On the contrary, it has been a year of solid progress in the open, web-based metaverse, including projects such as the Open Metaverse Collaboration Group (OMI), the Metaverse Standards Forum (an initiative of the Khronos Group), and various Web3-branded virtual worlds. Decentraland, Voxels, Webaverse, etc.).

Perhaps the most interesting thing about the open metaverse is how it has changed online culture. In June, I chatted with Jin, a leading open metaverse developer. We met in a 3D virtual space at Mozilla Hub because Jin is a pseudonym, meaning he hasn’t revealed his real identity online.

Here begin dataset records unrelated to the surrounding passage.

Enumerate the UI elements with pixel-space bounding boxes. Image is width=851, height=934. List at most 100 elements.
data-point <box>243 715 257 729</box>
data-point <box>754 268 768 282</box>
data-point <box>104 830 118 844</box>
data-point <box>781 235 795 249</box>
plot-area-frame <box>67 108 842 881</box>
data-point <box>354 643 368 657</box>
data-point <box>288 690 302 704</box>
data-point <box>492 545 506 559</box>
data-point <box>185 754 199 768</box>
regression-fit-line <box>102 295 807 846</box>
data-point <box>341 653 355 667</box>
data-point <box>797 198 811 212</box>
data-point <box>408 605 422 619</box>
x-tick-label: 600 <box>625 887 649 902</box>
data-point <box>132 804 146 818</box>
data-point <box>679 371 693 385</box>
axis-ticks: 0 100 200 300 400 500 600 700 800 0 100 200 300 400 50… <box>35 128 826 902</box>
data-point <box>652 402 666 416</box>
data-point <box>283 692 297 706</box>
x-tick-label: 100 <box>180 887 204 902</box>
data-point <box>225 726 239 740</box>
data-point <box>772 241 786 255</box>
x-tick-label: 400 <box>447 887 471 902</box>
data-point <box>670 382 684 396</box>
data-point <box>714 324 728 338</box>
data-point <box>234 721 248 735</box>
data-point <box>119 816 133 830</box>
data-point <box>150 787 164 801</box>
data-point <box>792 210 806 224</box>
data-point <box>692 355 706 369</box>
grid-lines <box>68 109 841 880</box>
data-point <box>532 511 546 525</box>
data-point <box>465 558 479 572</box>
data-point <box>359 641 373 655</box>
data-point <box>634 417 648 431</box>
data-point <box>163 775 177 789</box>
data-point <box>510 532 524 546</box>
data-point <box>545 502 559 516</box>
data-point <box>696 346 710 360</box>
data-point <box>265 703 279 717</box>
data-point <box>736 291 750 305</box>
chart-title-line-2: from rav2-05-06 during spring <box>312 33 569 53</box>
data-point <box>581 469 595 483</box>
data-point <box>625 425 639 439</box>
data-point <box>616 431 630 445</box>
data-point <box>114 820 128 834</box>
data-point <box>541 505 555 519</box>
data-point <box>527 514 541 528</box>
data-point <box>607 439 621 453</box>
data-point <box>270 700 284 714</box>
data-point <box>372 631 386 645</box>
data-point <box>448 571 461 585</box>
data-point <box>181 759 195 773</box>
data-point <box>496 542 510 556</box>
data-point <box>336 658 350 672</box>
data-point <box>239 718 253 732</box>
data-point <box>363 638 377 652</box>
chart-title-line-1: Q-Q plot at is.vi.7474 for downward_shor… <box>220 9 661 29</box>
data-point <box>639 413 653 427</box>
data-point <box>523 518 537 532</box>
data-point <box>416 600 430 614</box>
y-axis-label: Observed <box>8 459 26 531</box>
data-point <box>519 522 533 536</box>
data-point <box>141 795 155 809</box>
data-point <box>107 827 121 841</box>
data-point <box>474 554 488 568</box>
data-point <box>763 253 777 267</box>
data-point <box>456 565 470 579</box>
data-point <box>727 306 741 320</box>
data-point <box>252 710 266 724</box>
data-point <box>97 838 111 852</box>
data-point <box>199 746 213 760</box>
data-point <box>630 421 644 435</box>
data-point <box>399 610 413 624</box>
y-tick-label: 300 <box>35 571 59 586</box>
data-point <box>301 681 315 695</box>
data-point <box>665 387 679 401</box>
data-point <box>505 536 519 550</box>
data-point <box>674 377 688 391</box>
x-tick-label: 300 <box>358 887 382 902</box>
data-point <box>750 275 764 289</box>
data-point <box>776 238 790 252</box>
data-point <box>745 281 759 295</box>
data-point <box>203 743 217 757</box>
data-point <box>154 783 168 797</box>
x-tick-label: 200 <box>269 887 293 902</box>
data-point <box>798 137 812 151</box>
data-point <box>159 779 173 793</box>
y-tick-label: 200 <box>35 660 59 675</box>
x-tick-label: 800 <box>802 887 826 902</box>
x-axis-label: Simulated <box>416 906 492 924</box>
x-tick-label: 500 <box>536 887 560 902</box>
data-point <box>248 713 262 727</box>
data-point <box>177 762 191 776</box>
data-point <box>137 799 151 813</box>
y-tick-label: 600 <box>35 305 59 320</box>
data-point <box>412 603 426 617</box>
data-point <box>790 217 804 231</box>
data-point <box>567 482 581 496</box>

It turns out that this is an important feature for an open metaverse. According to Jin, “pseudonymous work will be huge in the virtual economy, avatars are inherently a privacy-preserving technology.” The moniker also reflects key influences on Jin and others like him, including gaming culture, the first wave of online VR headsets (powered by Oculus), cryptocurrencies, and “Vtubers” (short for “Virtual YouTubers,” online entertainers who use the virtual). avatars).

2022 saw the birth of a number of exciting new metaverse startups and projects, including Croquet and Third Room. Nvidia Omniverse, which I picked as one of my top products last year, has also made further progress with its toolset. While Meta made some encouraging noises in October — most notably with the announcement of the new Meta Quest Pro VR headset — 2022 proved that an open metaverse would be a viable alternative to Zuckerberg’s vision going forward.

5. Decentralized Storage

Web3 was arguably the biggest tech story of the past year; or as I put it in the annual news roundup, “2021 Hype Ball Gathering Momentum.” However, things took a turn for the worse as it was not difficult to predict a cryptocurrency crash in 2022. But while development on blockchain technologies eventually slowed, Web3 still had pockets of innovation. One was the continued progress made in decentralized storage.

Perhaps the most effective of these solutions is the Interplanetary File System (IPFS). As The New Stack writer Jake Ludington pointed out in September, while IPFS is typically used to host media assets for blockchain applications and NFTs, its utility extends beyond Web3 applications. “The decentralization built into IPFS is accessible to any application development and has the potential to transform the way web applications are built and scaled,” Ludington said. He suggested developers use IPFS instead of sticking with the HTTP stack.

Another interesting project is the almost famous Internet Computer (ICP), which is something between a blockchain and a decentralized cloud provider. It is not a storage solution per se, as it consists of independent data centers cooperating with each other (like a peer-to-peer file sharing network). According to an interview I conducted with the organization that runs ICP, developers can host an entire application there—which is claimed to eliminate the need for a traditional cloud service like AWS.

Arweave and Filecoin are two other solutions worth looking into. Even the Internet Archive, the modern treasury of the Internet, is actively exploring decentralized storage solutions.

Your suggestions?

This top 5 list is of course completely subjective, although I promise I haven’t consulted ChatGPT or any other generative AI. If you have other suggestions for the best internet technologies of the year, I’d love to hear them — tag me on fediverse to start a discussion (well, Twitter if necessary).

Note: The featured image for this post was created by Stable Diffusion and reads “Generative AI is taking over the internet, but humans are moving to mastodons.”